Enrico Franceschini, la Repubblica 27/6/2013, 27 giugno 2013
ABUSI E CORRUZIONE COSÌ È CROLLATO ANCHE IL MITO DI SCOTLAND YARD
L’Inghilterra aveva tre miti: il suo parlamento, i suoi media e la sua polizia. Due sono caduti nella polvere nell’ultimo anno e mezzo: prima la camera dei Comuni svergognata, e in qualche caso (come quello dei film porno messi in conto al contribuente dalla ministra degli interni) ridicolizzata, dallo scandalo dei rimborsi spese truccati dai deputati di tutti i partiti; poi la stampa (in particolare i tabloid di Rupert Murdoch) screditata dalle intercettazioni illecite a uso scoop da sbattere in prima pagina e la Bbc travolta dalle accuse di pedofilia e abusi sessuali. Adesso sta crollando anche il terzo pilastro di quella che era considerata la superiorità anglosassone: Scotland Yard, vale a dire il corpo di polizia più famoso del pianeta, i bobbies disarmati e disarmanti, gli investigatori gentili e solerti ma spesso infallibili. Una reputazione cristallina, improvvisamente spazzata via dal vespaio di cover-up, corruzione, violenze, discriminazioni e abusi di ogni genere che sta venendo fuori in questi giorni.
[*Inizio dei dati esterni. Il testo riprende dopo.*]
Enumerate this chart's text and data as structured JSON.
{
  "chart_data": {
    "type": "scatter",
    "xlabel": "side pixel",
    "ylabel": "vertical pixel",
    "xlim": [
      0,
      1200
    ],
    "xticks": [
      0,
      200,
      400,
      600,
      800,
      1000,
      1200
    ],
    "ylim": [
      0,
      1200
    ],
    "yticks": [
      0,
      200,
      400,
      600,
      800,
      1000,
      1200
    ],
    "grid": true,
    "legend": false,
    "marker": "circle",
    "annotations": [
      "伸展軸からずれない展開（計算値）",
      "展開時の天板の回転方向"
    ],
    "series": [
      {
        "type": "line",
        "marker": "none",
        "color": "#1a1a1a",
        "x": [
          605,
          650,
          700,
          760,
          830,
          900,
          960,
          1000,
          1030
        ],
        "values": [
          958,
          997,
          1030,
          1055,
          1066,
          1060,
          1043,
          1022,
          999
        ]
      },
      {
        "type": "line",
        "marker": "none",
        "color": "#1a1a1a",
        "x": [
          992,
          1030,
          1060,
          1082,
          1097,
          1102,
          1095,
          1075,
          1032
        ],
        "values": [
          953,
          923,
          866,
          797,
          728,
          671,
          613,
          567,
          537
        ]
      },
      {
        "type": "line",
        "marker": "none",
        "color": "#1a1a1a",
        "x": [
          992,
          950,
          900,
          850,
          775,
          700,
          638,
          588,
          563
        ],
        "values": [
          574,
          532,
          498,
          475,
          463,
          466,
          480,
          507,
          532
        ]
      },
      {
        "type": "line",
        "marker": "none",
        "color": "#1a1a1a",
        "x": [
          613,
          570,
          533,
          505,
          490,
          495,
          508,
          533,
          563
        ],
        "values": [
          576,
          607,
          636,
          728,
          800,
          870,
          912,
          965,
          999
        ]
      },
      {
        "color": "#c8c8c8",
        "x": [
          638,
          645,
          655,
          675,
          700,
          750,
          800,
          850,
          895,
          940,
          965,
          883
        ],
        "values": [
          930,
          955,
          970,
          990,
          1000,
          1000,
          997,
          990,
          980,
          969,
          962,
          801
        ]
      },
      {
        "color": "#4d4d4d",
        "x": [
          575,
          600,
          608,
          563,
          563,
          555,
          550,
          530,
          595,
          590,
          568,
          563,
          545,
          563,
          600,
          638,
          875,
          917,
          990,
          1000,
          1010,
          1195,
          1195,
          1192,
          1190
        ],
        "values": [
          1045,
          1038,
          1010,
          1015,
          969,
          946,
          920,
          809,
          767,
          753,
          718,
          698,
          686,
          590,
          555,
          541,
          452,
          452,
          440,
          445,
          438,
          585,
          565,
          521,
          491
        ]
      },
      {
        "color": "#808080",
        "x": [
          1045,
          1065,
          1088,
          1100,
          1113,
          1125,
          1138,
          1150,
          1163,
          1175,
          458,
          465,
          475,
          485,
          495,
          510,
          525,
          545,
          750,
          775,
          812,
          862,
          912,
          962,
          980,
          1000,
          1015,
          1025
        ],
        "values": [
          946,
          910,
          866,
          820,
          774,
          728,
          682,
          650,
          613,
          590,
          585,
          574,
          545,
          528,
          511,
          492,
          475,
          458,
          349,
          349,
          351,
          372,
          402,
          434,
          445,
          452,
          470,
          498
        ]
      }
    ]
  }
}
L’elenco è lungo. Si parte dalla fine e poi, come nei romanzi, una serie di flash-back fa affiorare verità scomode andando a ritroso nel tempo. Si comincia con la scoperta che la Metropolitan Police, la polizia londinese, aveva organizzato una campagna diffamatoria nei confronti dei familiari di Stephen Lawrence, un giovane nero assassinato nel 1993 da una gang di bianchi in uno dei più gravi episodi di razzismo della storia recente del Regno Unito: un processo farsa portò all’assoluzione degli imputati (condannati soltanto lo scorso anno in un nuovo procedimento giudiziario) e solo ora salta fuori che le forze dell’ordine diedero una mano per offuscare prove e colpevolizzare la vittima. «Sconvolto» dalle rivelazioni, il primo ministro Cameron ha ordinato un’inchiesta. Si prosegue con la notizia che 9mila cosiddetti “estremisti”, in effetti militanti di movimenti ecologisti, animalisti, anti-capitalisti, erano tenuti sotto controllo, pedinati, intercettati pur senza aver commesso alcun reato, e che la polizia li infiltrava con propri agenti ai quali era concesso avere rapporti sessuali e perfino fare figli con le donne di questi gruppi, per guadagnarne la fiducia e raccogliere informazioni. Quindi si apprende che detective di Scotland Yard lavoravano part-time per il crimine organizzato per intimidire testimoni prima dei processi.
E non è finita. L’edicolante innocente ucciso per caso durante le manifestazioni di protesta contro il G20 del 2009 a Londra: l’agente che gli fece sbattere la testa per terra è andato in pensione, è stato riassunto con discrezione e non ha mai ricevuto neanche una sanzione disciplinare. Il giovane brasiliano ucciso da una raffica di mitra nel metrò della capitale dopo l’attentato del 2005: dopo rinvii e omissis, il poliziotto è stato assolto. Il disastro di Hillsborough, i 96 tifosi del Liverpool morti allo stadio nel 1989: risulta ora che la polizia cercò di coprire le proprie colpe. E così via. «Invece del lungo braccio della legge, la nostra polizia somiglia a una cospirazione contro coloro che dovrebbe difendere», riassume Trevor Kavanagh, il columnist più rispettato del Sun. Così, dopo Westminster, madre di tutti i parlamenti, e Fleet street, culla del giornalismo moderno, anche il mito di Scotland Yard finisce in frantumi. Forse non era un caso che Sherlock Holmes preferisse indagare da solo.